Ultimately, Trump’s policy of exclusion took time to develop and be implemented, in part due to several federal lawsuits against the ban — not seeing completion until January 2019. The policy Trump’s military brass came up with forced all troops to serve and present themselves according to the sex stereotypes and gender roles of their assigned sex at birth. In other words, trans women with gender dysphoria would still be allowed to serve as long as they forwent hormone replacement therapy, continued to be referred to by a male name and male pronouns, and met the applicable male grooming and physical standards. Trans advocates compared it to forcible conversion therapy.

Though the policy grandfathered in troops who had already begun transitioning when the policy went into place, critics of the ban pointed out how blatantly transphobic such a policy was.

The administration, in turn, tried to argue in court that the policy was not a “ban,” per se, since it allowed trans troops to serve — but only if they publicly committed to not transitioning. But a ban on transitioning is effectively a ban on trans people themselves.

What Biden’s order actually says and does

According to the executive order’s text, “involuntary separations, discharges, and denials of reenlistment or continuation of service on the basis of gender identity or under circumstances relating to gender identity” are now prohibited.

Notably absent from that list of prohibited practices is the bar on new enlistments by trans people, making it unclear if new enlistees can be subject to discrimination.
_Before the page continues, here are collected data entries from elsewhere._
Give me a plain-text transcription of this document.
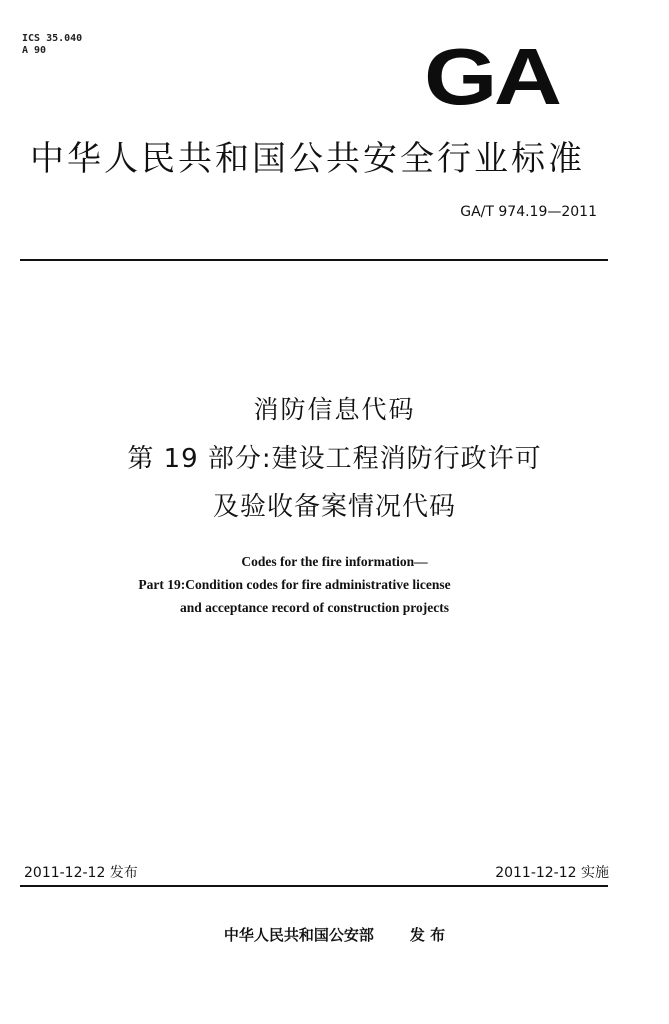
ICS 35.040
A 90	GA
中华人民共和国公共安全行业标准
GA/T 974.19—2011
消防信息代码
第 19 部分:建设工程消防行政许可
及验收备案情况代码
Codes for the fire information—
Part 19:Condition codes for fire administrative license
and acceptance record of construction projects
2011-12-12 发布	2011-12-12 实施
中华人民共和国公安部 发 布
The White House did not respond to a request for clarification from Vox.

But LGBTQ legal experts cautioned against rushing to judgment about whether new enlistments remain banned. “I understand people are anxious to see the full order and to confirm its scope, but I’m confident that the intent is to encompass both enlistments and continued service,” Shannon Minter, legal director at the National Center of Lesbian Rights, told Vox before the text of the executive order was released. NCLR had previously sued the Trump administration over the ban.

The executive order also orders the Pentagon to review the records of those discharged under the Trump policy and to develop clear guidelines for adjusting the records of those punished under the old policy.

According to the Washington Blade’s Chris Johnson, Biden’s order gives the departments of Defense and Homeland Security 60 days to make progress on lifting the ban. The 60-day window is notably longer than the 30 days that the Palm Center, an independent, nonpartisan think tank for public policy, estimated it would take to fully reverse the ban.